Dr. Brendan Lee is Chair of Molecular and Human Genetics Baylor College of Medicine (BCM) and Robert and Janice McNair Endowed Chair and Professor of molecular and human genetics at Baylor College of Medicine and Howard Hughes Medical Institute investigator.  He was elected to membership in the National Academy of Medicine in 2013.  Dr. Lee is co-director of the Rolanette and Berdon Lawrence Bone Disease Program of Texas.  He is a practicing clinical geneticist as well as an educator and researcher.  Dr. Lee combines studies in the laboratory that focus on mammalian tissue and organ development with clinical research involving patients to try to solve some of the most difficult problems in human genetic disease.  Dr. Lee is a world renowned researcher studying people with urea cycle disorders who cannot effectively move nitrogen from their blood.  Dr. Lee was an M.D./Ph.D. at SUNY Downstate student in the late 1980s, when he cloned two genes for connective tissue diseases – Marfan syndrome and spondyloepiphyseal dysplasia.

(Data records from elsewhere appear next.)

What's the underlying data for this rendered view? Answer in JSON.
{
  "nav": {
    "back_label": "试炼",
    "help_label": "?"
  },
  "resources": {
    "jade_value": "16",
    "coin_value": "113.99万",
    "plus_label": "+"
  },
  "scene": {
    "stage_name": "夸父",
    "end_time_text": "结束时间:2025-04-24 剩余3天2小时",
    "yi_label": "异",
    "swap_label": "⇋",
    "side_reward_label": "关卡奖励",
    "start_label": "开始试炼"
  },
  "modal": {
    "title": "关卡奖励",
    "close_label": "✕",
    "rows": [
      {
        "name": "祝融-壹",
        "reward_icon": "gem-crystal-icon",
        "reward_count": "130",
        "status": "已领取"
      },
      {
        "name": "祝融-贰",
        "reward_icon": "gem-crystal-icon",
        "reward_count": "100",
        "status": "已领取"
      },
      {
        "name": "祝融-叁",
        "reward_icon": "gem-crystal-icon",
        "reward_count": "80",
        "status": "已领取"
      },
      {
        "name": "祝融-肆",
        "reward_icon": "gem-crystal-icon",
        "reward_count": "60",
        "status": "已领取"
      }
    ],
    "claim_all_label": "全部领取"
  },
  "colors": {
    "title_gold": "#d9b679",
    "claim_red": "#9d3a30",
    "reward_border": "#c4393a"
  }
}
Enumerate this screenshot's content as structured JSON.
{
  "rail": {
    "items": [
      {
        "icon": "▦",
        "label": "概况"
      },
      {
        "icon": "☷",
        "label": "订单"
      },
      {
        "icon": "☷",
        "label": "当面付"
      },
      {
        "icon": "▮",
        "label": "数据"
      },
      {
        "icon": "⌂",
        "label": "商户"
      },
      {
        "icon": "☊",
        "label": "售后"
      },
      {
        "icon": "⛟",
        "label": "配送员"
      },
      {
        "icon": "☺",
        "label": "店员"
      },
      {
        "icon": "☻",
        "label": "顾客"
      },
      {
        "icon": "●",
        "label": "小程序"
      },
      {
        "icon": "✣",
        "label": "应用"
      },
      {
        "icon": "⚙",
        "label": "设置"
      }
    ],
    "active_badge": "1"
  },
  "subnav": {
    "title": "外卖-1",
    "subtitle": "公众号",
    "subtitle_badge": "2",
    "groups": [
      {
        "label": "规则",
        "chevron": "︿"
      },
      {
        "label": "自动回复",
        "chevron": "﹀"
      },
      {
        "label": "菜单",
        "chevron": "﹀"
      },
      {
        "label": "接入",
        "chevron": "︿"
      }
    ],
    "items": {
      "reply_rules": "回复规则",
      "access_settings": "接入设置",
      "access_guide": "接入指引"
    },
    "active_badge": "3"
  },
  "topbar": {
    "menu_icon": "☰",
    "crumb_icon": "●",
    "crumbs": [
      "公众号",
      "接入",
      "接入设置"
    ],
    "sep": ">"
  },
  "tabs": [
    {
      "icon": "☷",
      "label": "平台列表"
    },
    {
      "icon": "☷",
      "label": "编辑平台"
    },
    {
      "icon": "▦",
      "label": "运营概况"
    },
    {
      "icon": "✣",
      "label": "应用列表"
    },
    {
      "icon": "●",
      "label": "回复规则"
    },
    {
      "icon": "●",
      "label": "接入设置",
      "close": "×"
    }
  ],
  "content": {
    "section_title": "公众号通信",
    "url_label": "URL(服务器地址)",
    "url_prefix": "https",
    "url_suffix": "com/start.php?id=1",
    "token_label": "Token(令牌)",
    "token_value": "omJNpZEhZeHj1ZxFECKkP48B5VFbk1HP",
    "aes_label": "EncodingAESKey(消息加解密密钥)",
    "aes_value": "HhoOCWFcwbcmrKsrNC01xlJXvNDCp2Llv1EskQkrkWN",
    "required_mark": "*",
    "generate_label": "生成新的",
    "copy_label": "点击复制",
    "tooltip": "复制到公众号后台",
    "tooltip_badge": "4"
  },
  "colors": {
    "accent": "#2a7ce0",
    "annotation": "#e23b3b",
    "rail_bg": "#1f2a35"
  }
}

He completed his pediatric residency and genetics fellowship at BCM.  Dr. Lee is a member of the graduate programs in the Departments of Genetics, Cell and Molecular Biology, Developmental Biology and Translational Biology and Molecular Medicine at BCM. Dr. Lee serves on multiple national advisory boards and has chaired the National Institute of Dental and Craniofacial Research Board of Scientific Counselors (BSC).  He is the recipient of numerous awards, including the 2005 American Philosophical Society’s Judson Darland Prize for Achievement in Patient-Oriented Clinical Research, the 2007 Michael E. DeBakey Excellence in Research Award, the 2009 Edith and Peter O’Donnell Award of The Academy of Medicine, Engineering and Science of Texas and the 2009 E. Mead Johnson Award from the Society for Pediatric Research, BCM Alumni Association Medical School Young Alumnus Award (2012), and election to the Association of American Physicians (2010), American Society for Clinical Investigation (2008), Alpha Omega Alpha (1989) and Phi Beta Kappa (1986).  Dr. Lee is the author of more than 170 articles in peer-reviewed journals.

Stuart Swiedler, M.D., Ph.D.

Dr. Swiedler is a biotechnology consultant with more than 25 years of experience in the biotechnology field, primarily as a scientist and junior executive at Glycomed, Inc., and as a clinical scientist and senior executive at BioMarin Pharmaceutical, Inc. Over a 10-year period at BioMarin, he contributed to both the non-clinical and clinical aspects of drug development for the regulatory approvals of the orphan drugs Aldurazyme, Naglazyme and Kuvan. He continues to focus on orphan drug products for genetic diseases, working with both biotech companies and investment firms. Dr. Swiedler received his BS degree from the University at Albany, and his M.D. and Ph.D. degrees from the Johns Hopkins University. He completed residency in Anatomic Pathology at Yale University School of Medicine and Duke University School of Medicine, as well as a post-doctoral fellowship at Duke.